In this process the Retrieve operator is used to load the 'golf' data set from the Repository. The Filter Examples operator is applied on it to select just four examples of the 'golf' data set. This is done to just simplify the calculations. The breakpoint is inserted after this operator so that you can have a look at the examples. There are four examples with 'Humidity' attribute values 65, 70, 70 and 70. The 'Humidity' attribute is selected for normalization in the Normalize operator.

The method parameter is set to 'proportion transformation'. All values of the 'Humidity' attribute are divided by the sum of all values of the 'Humidity' attribute. The sum is 275 (65+70+70+70). Thus the values after normalization are 0.236 (65/275) and 0.255 (70/275).

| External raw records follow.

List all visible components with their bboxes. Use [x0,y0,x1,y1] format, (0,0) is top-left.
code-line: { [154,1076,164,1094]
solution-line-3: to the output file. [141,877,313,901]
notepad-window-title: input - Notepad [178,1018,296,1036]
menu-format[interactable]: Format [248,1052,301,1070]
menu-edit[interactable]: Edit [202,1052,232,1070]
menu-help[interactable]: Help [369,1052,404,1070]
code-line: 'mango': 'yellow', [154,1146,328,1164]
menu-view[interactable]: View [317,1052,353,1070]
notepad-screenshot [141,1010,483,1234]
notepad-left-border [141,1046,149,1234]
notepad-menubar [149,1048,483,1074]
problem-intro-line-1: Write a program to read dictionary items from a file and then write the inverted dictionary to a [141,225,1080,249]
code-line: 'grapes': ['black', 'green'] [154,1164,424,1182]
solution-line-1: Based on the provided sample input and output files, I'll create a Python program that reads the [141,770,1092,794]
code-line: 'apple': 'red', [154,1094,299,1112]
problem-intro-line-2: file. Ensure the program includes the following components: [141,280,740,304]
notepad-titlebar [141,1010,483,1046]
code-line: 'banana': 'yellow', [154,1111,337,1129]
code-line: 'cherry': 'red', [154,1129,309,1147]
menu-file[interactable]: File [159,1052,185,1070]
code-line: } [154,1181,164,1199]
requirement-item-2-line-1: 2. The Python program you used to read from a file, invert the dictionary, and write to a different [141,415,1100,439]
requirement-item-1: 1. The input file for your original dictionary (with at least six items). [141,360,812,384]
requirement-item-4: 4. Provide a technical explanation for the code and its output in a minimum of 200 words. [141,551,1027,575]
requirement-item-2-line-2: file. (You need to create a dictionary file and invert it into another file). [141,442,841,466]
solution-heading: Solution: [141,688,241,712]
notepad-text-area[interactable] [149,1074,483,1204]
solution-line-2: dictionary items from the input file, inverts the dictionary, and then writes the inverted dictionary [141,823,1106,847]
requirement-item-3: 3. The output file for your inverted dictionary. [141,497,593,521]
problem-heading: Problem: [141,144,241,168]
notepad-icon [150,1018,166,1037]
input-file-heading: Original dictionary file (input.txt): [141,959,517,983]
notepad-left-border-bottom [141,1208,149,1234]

Now run the process again with the method parameter set to 'z-transformation'. The mean of the four 'Humidity' attribute values (65, 70, 70, 70,) is 68.75. The Standard deviation of these values is calculated to be 2.5. Now for each attribute value, subtract the mean from the attribute value and divide the result by the standard deviation. You will see that results are the same as in the Results Workspace.

Select the 'Temperature' attribute and set the method parameter to 'range transformation'. Use 0 and 1 for min and max parameters. Run the process. You will see that all values of the 'Temperature' attribute are in range [0,1].